Chapter 1
1. Introduction & read.csv
Defaults: (1) header = TRUE
(2) sep = ","
eg. (1) Use read.csv() to import "swimming_pools.csv" as a data frame with the name pools.
(2) Print the structure of pools using str().
# Import swimming_pools.csv: pools
pools <- read.csv("swimming_pools.csv")
# Print the structure of pools
str(pools)
stringsAsFactors: If seting stringsAsFactors to FALSE, the data frame columns corresponding to strings in your text file will be character.
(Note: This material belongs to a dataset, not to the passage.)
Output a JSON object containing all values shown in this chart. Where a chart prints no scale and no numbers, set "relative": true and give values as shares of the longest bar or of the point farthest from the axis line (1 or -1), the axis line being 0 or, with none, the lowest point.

If seting stringsAsFactors to TRUE, you import strings as factors.
# Import swimming_pools.csv correctly: pools
pools <- read.csv("swimming_pools.csv", stringsAsFactors = FALSE)
# Check the structure of pools
str(pools)
2. read.delim & read.table
(1) read.delim (读取.txt文件)
Default: (1) header = TRUE (the first row contains the field names).
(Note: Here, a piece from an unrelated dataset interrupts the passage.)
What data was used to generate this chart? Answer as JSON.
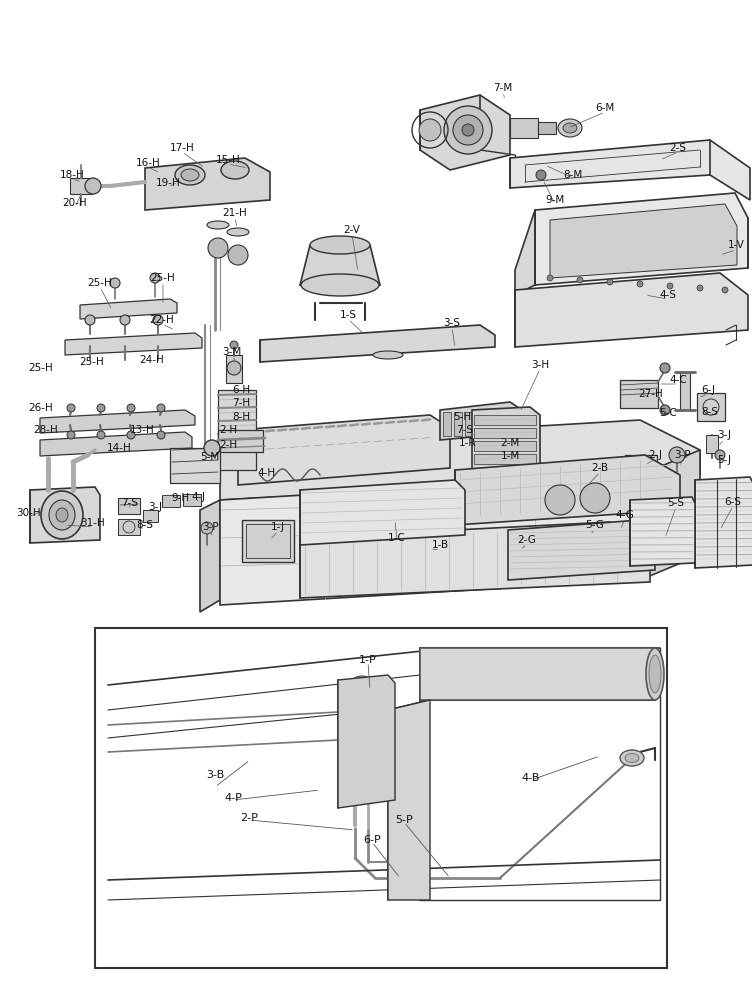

(2) sep = "\t" (fields in a record are delimited by tabs)
eg1. (1) Import the data in "hotdogs.txt" with read.delim(). Call the resulting data frame hotdogs and the variable names are not on the first line. (2) Call summary() on hotdogs. This will print out some summary statistics about all variables in the data frame.
# Import hotdogs.txt: hotdogs
hotdogs <- read.delim("hotdogs.txt", header = FALSE)
# Summarize hotdogs
summary(hotdogs)
(2) read.table (deal with more exotic flat file formats)
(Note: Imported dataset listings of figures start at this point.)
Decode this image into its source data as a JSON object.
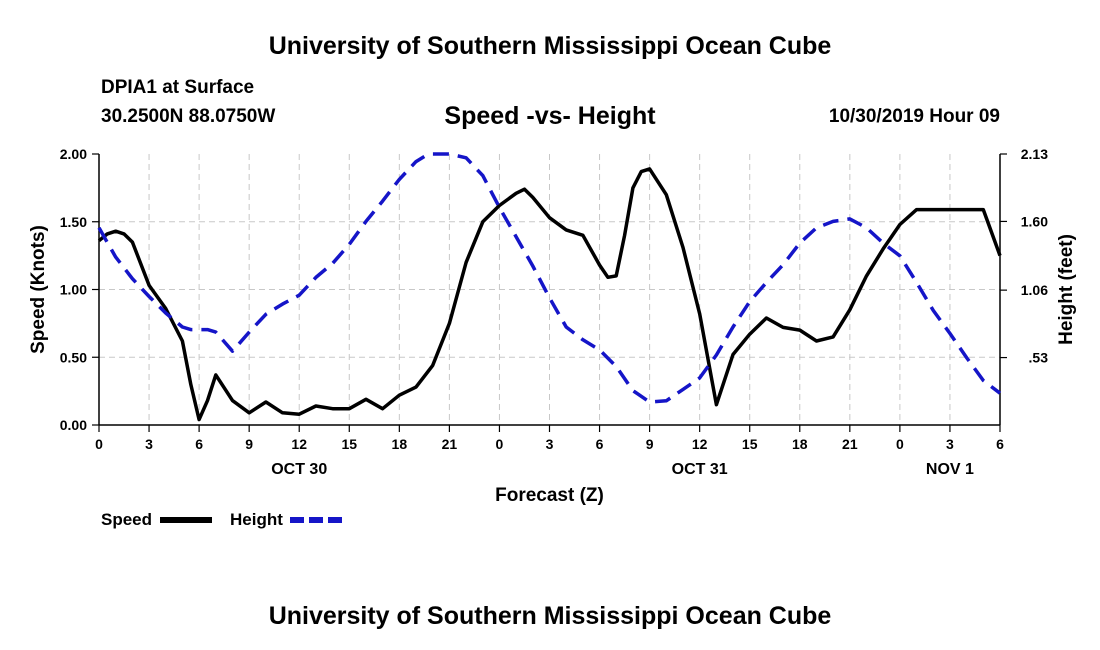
{
  "header": {
    "title": "University of Southern Mississippi Ocean Cube",
    "station": "DPIA1 at Surface",
    "coords": "30.2500N 88.0750W",
    "chart_title": "Speed -vs- Height",
    "datetime": "10/30/2019 Hour 09"
  },
  "footer": {
    "title": "University of Southern Mississippi Ocean Cube"
  },
  "colors": {
    "speed": "#000000",
    "height": "#1515c8",
    "grid": "#c8c8c8"
  },
  "chart_data": {
    "type": "line",
    "title": "Speed -vs- Height",
    "xlabel": "Forecast (Z)",
    "ylabel": "Speed (Knots)",
    "y2label": "Height (feet)",
    "x_hours_range": [
      0,
      54
    ],
    "ylim": [
      0,
      2.0
    ],
    "y2lim": [
      0,
      2.13
    ],
    "x_tick_hours": [
      0,
      3,
      6,
      9,
      12,
      15,
      18,
      21,
      24,
      27,
      30,
      33,
      36,
      39,
      42,
      45,
      48,
      51,
      54
    ],
    "x_tick_labels": [
      "0",
      "3",
      "6",
      "9",
      "12",
      "15",
      "18",
      "21",
      "0",
      "3",
      "6",
      "9",
      "12",
      "15",
      "18",
      "21",
      "0",
      "3",
      "6"
    ],
    "y_ticks": [
      0.0,
      0.5,
      1.0,
      1.5,
      2.0
    ],
    "y_tick_labels": [
      "0.00",
      "0.50",
      "1.00",
      "1.50",
      "2.00"
    ],
    "y2_ticks": [
      0.53,
      1.06,
      1.6,
      2.13
    ],
    "y2_tick_labels": [
      ".53",
      "1.06",
      "1.60",
      "2.13"
    ],
    "date_labels": [
      {
        "hour": 12,
        "label": "OCT 30"
      },
      {
        "hour": 36,
        "label": "OCT 31"
      },
      {
        "hour": 51,
        "label": "NOV 1"
      }
    ],
    "grid": true,
    "legend": [
      {
        "name": "Speed",
        "style": "solid"
      },
      {
        "name": "Height",
        "style": "dashed"
      }
    ],
    "series": [
      {
        "name": "Speed",
        "axis": "left",
        "x": [
          0,
          0.5,
          1,
          1.5,
          2,
          3,
          4,
          5,
          5.5,
          6,
          6.5,
          7,
          8,
          9,
          10,
          11,
          12,
          13,
          14,
          15,
          16,
          17,
          18,
          19,
          20,
          21,
          22,
          23,
          24,
          25,
          25.5,
          26,
          27,
          28,
          29,
          30,
          30.5,
          31,
          31.5,
          32,
          32.5,
          33,
          34,
          35,
          36,
          37,
          38,
          39,
          40,
          41,
          42,
          43,
          44,
          45,
          46,
          47,
          48,
          49,
          50,
          51,
          52,
          53,
          54
        ],
        "values": [
          1.36,
          1.41,
          1.43,
          1.41,
          1.35,
          1.03,
          0.86,
          0.62,
          0.3,
          0.04,
          0.18,
          0.37,
          0.18,
          0.09,
          0.17,
          0.09,
          0.08,
          0.14,
          0.12,
          0.12,
          0.19,
          0.12,
          0.22,
          0.28,
          0.44,
          0.75,
          1.2,
          1.5,
          1.62,
          1.71,
          1.74,
          1.68,
          1.53,
          1.44,
          1.4,
          1.18,
          1.09,
          1.1,
          1.4,
          1.75,
          1.87,
          1.89,
          1.7,
          1.31,
          0.82,
          0.15,
          0.52,
          0.67,
          0.79,
          0.72,
          0.7,
          0.62,
          0.65,
          0.85,
          1.1,
          1.3,
          1.48,
          1.59,
          1.59,
          1.59,
          1.59,
          1.59,
          1.25
        ]
      },
      {
        "name": "Height",
        "axis": "right",
        "x": [
          0,
          1,
          2,
          3,
          4,
          5,
          5.5,
          6,
          6.5,
          7,
          8,
          9,
          10,
          11,
          12,
          13,
          14,
          15,
          16,
          17,
          18,
          19,
          19.5,
          20,
          21,
          22,
          23,
          24,
          25,
          26,
          27,
          28,
          29,
          30,
          31,
          32,
          33,
          34,
          35,
          36,
          37,
          38,
          39,
          40,
          41,
          42,
          43,
          44,
          45,
          46,
          47,
          48,
          49,
          50,
          51,
          52,
          53,
          54
        ],
        "values": [
          1.55,
          1.32,
          1.15,
          1.01,
          0.88,
          0.77,
          0.75,
          0.75,
          0.75,
          0.73,
          0.58,
          0.73,
          0.87,
          0.95,
          1.02,
          1.16,
          1.27,
          1.42,
          1.6,
          1.76,
          1.93,
          2.07,
          2.11,
          2.13,
          2.13,
          2.1,
          1.96,
          1.71,
          1.48,
          1.25,
          1.0,
          0.77,
          0.67,
          0.59,
          0.46,
          0.27,
          0.18,
          0.19,
          0.28,
          0.37,
          0.55,
          0.77,
          0.97,
          1.12,
          1.26,
          1.43,
          1.55,
          1.6,
          1.62,
          1.55,
          1.43,
          1.33,
          1.12,
          0.9,
          0.72,
          0.53,
          0.35,
          0.25
        ]
      }
    ]
  }
}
By default, the header argument defaults to FALSE and the sep argument is "" by default.
eg2. (1) The data is still hotdogs.txt. It has no column names in the first row, and the field separators are tabs. This time, though, the file is in the data folder inside your current working directory. A variable path with the location of this file is already coded for you. (2) Call head() on hotdogs; this will print the first 6 observations in the data frame.